1. Mutterschutz und Elternzeit bei Mehrlingsgeburten

Mehrlinge Mutterschutz

Die Elternzeit wird bei Mehrlingsgeburten erhöht.

Auch bei Mehrlingsschwangerschaften beginnt die Mutterschutzfrist 6 Wochen vor der Geburt. Sie dauert aber länger und endet 12 statt 8 Wochen nach der Entbindung.

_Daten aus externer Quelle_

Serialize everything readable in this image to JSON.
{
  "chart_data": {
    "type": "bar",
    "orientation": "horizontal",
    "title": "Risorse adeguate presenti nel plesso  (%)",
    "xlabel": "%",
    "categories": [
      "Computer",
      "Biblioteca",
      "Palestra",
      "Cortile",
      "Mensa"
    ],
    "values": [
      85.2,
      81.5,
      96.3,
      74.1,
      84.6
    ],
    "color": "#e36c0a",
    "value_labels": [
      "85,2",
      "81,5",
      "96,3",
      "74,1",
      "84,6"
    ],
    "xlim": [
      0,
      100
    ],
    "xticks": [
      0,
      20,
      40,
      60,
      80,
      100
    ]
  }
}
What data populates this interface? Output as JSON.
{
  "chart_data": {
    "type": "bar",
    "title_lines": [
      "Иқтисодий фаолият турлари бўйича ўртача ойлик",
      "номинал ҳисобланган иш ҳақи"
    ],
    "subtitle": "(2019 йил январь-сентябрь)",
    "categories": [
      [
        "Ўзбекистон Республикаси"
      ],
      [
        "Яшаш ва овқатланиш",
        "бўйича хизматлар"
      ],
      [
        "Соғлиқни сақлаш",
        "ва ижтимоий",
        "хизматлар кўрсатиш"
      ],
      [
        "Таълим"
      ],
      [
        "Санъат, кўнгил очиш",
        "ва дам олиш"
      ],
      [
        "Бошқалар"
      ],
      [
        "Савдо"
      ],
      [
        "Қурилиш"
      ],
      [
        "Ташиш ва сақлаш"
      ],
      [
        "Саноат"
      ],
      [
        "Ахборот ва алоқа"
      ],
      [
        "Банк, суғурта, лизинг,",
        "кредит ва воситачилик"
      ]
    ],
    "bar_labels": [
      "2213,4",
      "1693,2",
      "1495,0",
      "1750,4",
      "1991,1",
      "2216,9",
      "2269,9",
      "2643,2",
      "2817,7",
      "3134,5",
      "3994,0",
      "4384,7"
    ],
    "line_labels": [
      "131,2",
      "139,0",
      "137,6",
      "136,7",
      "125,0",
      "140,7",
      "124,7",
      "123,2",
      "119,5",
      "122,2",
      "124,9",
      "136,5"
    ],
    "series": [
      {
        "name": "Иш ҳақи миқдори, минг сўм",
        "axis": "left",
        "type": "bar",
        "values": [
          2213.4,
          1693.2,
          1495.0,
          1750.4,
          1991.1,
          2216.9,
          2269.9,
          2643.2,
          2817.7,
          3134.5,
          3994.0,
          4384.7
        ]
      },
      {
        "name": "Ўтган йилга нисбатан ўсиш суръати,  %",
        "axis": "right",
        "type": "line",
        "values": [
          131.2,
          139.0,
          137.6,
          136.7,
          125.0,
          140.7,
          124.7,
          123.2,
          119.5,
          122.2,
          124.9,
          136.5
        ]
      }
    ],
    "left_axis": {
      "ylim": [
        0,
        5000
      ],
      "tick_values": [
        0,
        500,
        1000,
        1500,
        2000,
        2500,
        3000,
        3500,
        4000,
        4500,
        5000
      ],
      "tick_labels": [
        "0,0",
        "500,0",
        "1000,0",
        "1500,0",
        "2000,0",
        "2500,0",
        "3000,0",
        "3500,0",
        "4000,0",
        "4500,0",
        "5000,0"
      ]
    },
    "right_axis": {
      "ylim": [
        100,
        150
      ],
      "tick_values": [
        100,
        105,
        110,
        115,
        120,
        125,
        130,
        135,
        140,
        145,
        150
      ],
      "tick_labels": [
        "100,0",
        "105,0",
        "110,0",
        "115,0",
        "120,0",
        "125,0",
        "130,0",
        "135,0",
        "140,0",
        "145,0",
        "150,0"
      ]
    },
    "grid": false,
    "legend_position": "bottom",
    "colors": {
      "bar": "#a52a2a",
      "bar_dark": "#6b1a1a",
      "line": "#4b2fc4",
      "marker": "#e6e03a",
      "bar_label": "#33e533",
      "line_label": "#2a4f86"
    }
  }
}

Auch bei Mehrlingsgeburten stehen Eltern 3 Jahre Elternzeit zu, bis zur Vollendung des 3. Lebensjahres eines Kindes. Nicht genutzte Anteile der Elternzeit – bis zu 12 Monate – können mit Zustimmung des Arbeitgebers auf ein späteres Lebensjahr eines Kindes übertraten werden. Bei Zwillingen können Eltern so zum Beispiel, vorausgesetzt, sie bekommen die Zustimmung des Arbeitgebers, die gesamte Elternzeit erhöhen. Indem sie zuerst für den ersten Zwilling einen Teil der Elternzeit beantragen, nach Ablauf den zweiten Teil der Elternzeit für den zweiten Zwilling beantragen und anschließend die bei beiden Zwillingen eingesparte Zeit später nutzen.

2. Hilfe und Beratung für Eltern mit Mehrlingen

Mehrlinge Hilfe

Für Familien mit Mehrlingen gibt es vom Staat unterstützung.

Es gibt zahlreiche Beratungsstellen der verschiedenen Wohlfahrtsverbände, die im Bereich „Ehe, Familien- und Lebensberatung“ auch über Hilfen für Familien mit Mehrlingen informieren. Verschiedene regionale Stellen bieten neben Beratung auch einmalige finanzielle Unterstützung nach der Geburt von Mehrlingen oder Patenschaften und vergünstigte Einkaufsmöglichkeiten für Babybedarf. In Bayern ist dies beispielsweise bei der Landesstiftung „Hilfe für Mutter und Kind“ möglich. Eine Übersicht über verschiedene Hilfsangebote der einzelnen Bundesländer finden Eltern hier. Auch bei der Deutschen Arbeitsgemeinschaft für Jugend- und Eheberatung e.V. (DAJEB)können Eltern die Kontaktdaten und Adressen von Beratungsstellen in ihrer Nähe erhalten.

Beim zuständigen Jugendamt können sich Eltern mit Mehrlingen über Hilfen nach dem Kinder- und Jugendhilfegesetz (SGBVIII) informieren.

Unter bestimmten Bedingungen können gesetzlich Krankenversicherte auch eine Haushaltshilfe bekommen. Die gesetzliche Grundlage dafür ist § 38 SGB V.

Außerdem können Mütter und Väter medizinische Vorsorge in einer Einrichtung des Müttergenesungswerks in Anspruch nehmen, beispielsweise als Mutter-Kind-Kur, als Vater-Kind-Kur oder als eine Kur der Mutter.

3. Quellen und Linktipps:

Im Familien-Wegweiser des Bundesministeriums für Familie, Senioren, Frauen und Jugend können Sie die Elternzeit-Regelung bei Mehrlingen nachlesen.

Die Deutsche Arbeitsgemeinschaft für Jugend- und Eheberatung e.V. (DAJEB) informiert über Beratungsmöglichkeiten und Ansprechpartner vor Ort.

Die Internationale Drillings- und Mehrlingsinitiative ABC-Club e.V. setzt sich u.a. für die verstärkte Beratung von Eltern vor und nach der Geburt ein, für finanzielle Unterstützung und Verbesserung der Erholungsmöglichkeiten von Mehrlingsfamilien.

Auch der Familien-Ratgeber NRW informiert Eltern von Mehrlingskindern, unter anderem auch zur Entstehung und den Unterschieden bei Mehrlingskindern, das Stillen mehrerer Babys sowie Häufigkeit von Mehrlingen und Risiken.